Pronto, el debate se volvió solemne y el día del referéndum era inminente, el mundo conocía las circunstancias, en los foros se dialogaba sobre las posibles implicaciones en la economía y en la seguridad europea e incluso se multiplicaron las teorías apocalípticas que anunciaban el fin de la integración. En ese entonces parecíamos saberlo todo sobre Reino Unido y a la vez nadie era capaz de entender lo que sucedía, faltaba una variable por despejar en la ecuación de una verdad incomprensible.

Los resultados de aquel referéndum no fueron derivados de corrientes puramente políticas o ideológicas, las cuales fueron el eje de las dinámicas internacionales y nacionales en el siglo pasado, sino por el contrario, fueron las emociones el motor de aquel proceso y probablemente lo serán del desenlace, tal vez esa fue la variable que no pudimos racionalizar.

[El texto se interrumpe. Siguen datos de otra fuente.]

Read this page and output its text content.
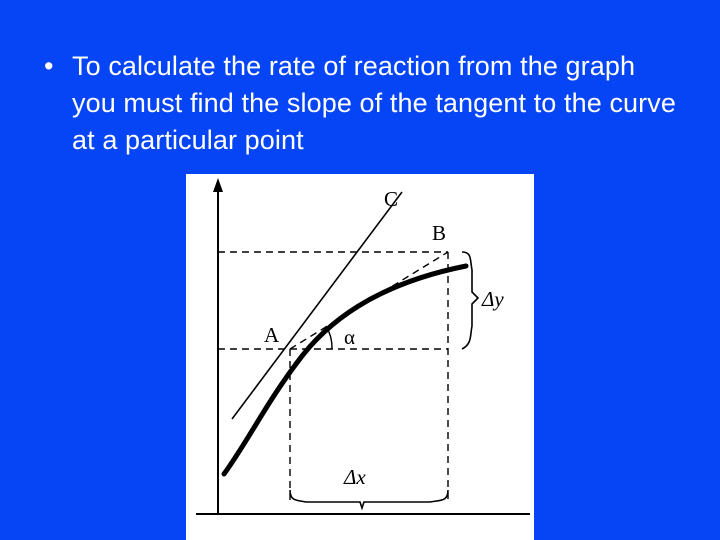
• To calculate the rate of reaction from the graph you must find the slope of the tangent to the curve at a particular point
C
B
A	α
Δx
Δy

El 23 de junio de 2016 fue un parteaguas en la historia moderna, el bloque económico, cuya construcción comenzó con la Comunidad Europea del Carbón y del Acero (1951), se aproxima al último capítulo del Brexit, el vértigo crece entre británicos y europeos, mientras las incertidumbres se esparcen en el resto del globo.

En el reino de la política y de la gobernanza las razones callan cuando las emociones andan, pero la razón vuelve cuando las emociones chocan con la realidad.

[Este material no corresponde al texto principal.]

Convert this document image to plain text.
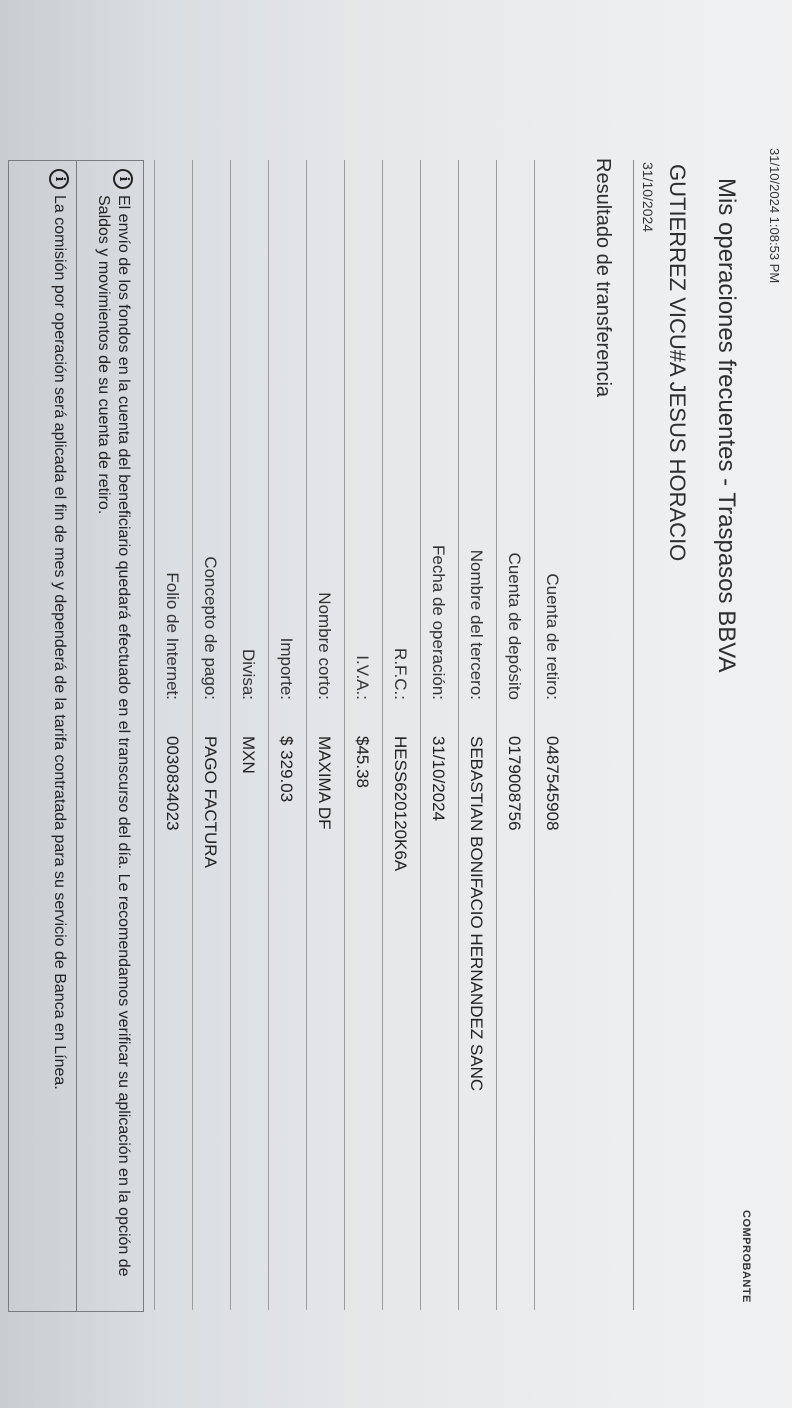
31/10/2024 1:08:53 PM
COMPROBANTE
Mis operaciones frecuentes - Traspasos BBVA
GUTIERREZ VICU#A JESUS HORACIO
31/10/2024
Resultado de transferencia
Cuenta de retiro:
0487545908
Cuenta de depósito
0179008756
Nombre del tercero:
SEBASTIAN BONIFACIO HERNANDEZ SANC
Fecha de operación:
31/10/2024
R.F.C.:
HESS620120K6A
I.V.A.:
$45.38
Nombre corto:
MAXIMA DF
Importe:
$ 329.03
Divisa:
MXN
Concepto de pago:
PAGO FACTURA
Folio de Internet:
0030834023
i
El envío de los fondos en la cuenta del beneficiario quedará efectuado en el transcurso del día. Le recomendamos verificar su aplicación en la opción de Saldos y movimientos de su cuenta de retiro.
i
La comisión por operación será aplicada el fin de mes y dependerá de la tarifa contratada para su servicio de Banca en Línea.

El protagonismo de las emociones en los teatros democráticos representa un viraje cerrado en la forma de hacer política y de gobernar, no porque no existiese anteriormente, sino porque ahora puede convertirse en el único eje de interacción. En el debate latinoamericano, la democracia liberal pierde constantemente posiciones ante la consolidación de la política de las emociones (mal llamado populismo), la cual dejó de comportarse como brotes aislados, para convertirse en una insurgencia fortalecida y común.

La historia contemporánea se ha definido en el marco de la contraposición de ideologías, liberales vs conservadores, republicanos vs monárquicos, capitalistas vs socialistas, derechas vs izquierdas, etc., las cuales se robustecieron a partir de emociones, sin embargo, las emociones siempre estuvieron alineadas a posturas determinadas y a menudo fueron objeto del tráfico político, en contraste, ahora las emociones están por emerger por encima de las ideas. En palabras del profesor Dominique Moïsi, este será el siglo de las emociones.

La complejidad de las ideologías, sus malversaciones políticas y la creencia efervescente de un “fracaso del orden mundial”, probablemente hayan condenado a la política y gobernanza ideológica a su extinción, entonces el sistema será ampliamente dominado por las emociones, que a diferencia de las ideologías no se eligen y no pueden negarse. La supremacía de las emociones disolverá el contrato social, en esta teoría el mundo y la gobernanza será de percepciones y no de realidades.

Las ideas son a prueba de balas, las emociones son a prueba de realidad.